The ITS A DIVE research methodology has developed in three phases: acquisition, modelling, and evaluation.
For what concerns the acquisition phase, a large number of public HRTF databases from worldwide research labs have been collected and fused in order to form a unique large set of acoustic measurements (>400 human subjects). In addition to the organization and use of these public datasets, most resources in this phase have been allocated to the collection of a new dataset of custom acoustic measurements, named the Viking HRTF dataset, in collaboration with the University of Iceland. This dataset includes full-sphere HRTFs measured on a dense spatial grid with a binaural mannequin with different artificial pinnae attached. Anthropometric data have been either collected from pre-processing of public databases or obtained with new measurements on 2D or 3D anatomical data (e.g. ear pictures, head meshes). In particular, new features related to the shape of the ear have been automatically extracted from 3D head/ear meshes, such as depth maps, edge maps – i.e. 2D representations of the most prominent pinna edges, and reflection maps – i.e. selections of mesh points that theoretically produce reflections towards the ear canal entrance.

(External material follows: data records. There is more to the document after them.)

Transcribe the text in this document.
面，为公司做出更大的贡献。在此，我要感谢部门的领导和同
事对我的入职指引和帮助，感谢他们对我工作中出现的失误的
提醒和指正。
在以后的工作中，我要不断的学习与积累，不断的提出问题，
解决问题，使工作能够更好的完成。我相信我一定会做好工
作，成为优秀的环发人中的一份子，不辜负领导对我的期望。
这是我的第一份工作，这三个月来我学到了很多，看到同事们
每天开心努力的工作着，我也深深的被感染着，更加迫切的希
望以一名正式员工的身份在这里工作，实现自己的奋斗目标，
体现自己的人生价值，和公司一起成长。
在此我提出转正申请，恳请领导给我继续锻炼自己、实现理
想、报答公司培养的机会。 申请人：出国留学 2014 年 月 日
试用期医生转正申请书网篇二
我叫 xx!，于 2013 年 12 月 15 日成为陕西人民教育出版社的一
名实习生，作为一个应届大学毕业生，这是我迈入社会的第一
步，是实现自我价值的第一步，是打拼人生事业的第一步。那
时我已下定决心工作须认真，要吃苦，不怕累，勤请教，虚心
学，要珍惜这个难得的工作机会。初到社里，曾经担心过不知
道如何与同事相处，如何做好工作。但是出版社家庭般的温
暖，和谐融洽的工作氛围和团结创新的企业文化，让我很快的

The modelling phase has focused on a blend of traditional signal processing techniques, state-of-the-art machine learning algorithms tuned to both global and local characteristics of HRTFs, and physically inspired models of sound propagation within the ear. Each structural component has been analyzed through ad-hoc signal processing algorithms; this has been possible because some of the collected HRTF databases contain partial responses of head-only or earless mannequins. Then, since HRTFs are by design subject to high dimensionality issues due to the wide range of predictors, adequate dimensionality reduction and/or feature extraction techniques have been applied to partial HRTF data in order to obtain compact representations to be correlated to anthropometric data. Finally, the most adequate machine learning techniques, including state-of-the-art deep learning algorithms, have been applied to yield the model that better meets speed, interpretability, and accuracy requirements. This procedure has allowed the design of a complete structural HRTF model combining measured, synthesized, and selected components.
In the evaluation phase, signal-related error metrics and auditory models have been developed to compare the customized HRTFs obtained through the developed structural model against the original measured HRTFs of a number of database subjects. Indeed, a good objective correspondence between the two sets is the basis for performing subjective tests. The HRTF models have then been integrated in a 3D game in order to perform individual tests with dynamic rendering of virtual sound sources. Collected metrics from the user tests include among others localization error, degree of externalization, and an extensive user questionnaire. The final results showed that, overall, the participants performed best in the localization task with their individualized HRTF, with an increased accuracy with respect to generic HRTFs especially in the case of expert game players.
Exploitation of the action results and dissemination to the scientific community has occurred through the release of a new database of acoustical measurements as well as the source code for the structural HRTF model, and the publication of high-quality scientific papers in international peer-reviewed scientific journals and conferences. Non-commercial exploitation of both publications and code/databases, which are expected to become solid references for researchers in 3D audio and more in general in the European Sound and Music Computing (SMC) community, is expected to lead to further research in this field and further strengthening of the position of both the researcher and the host in these research communities.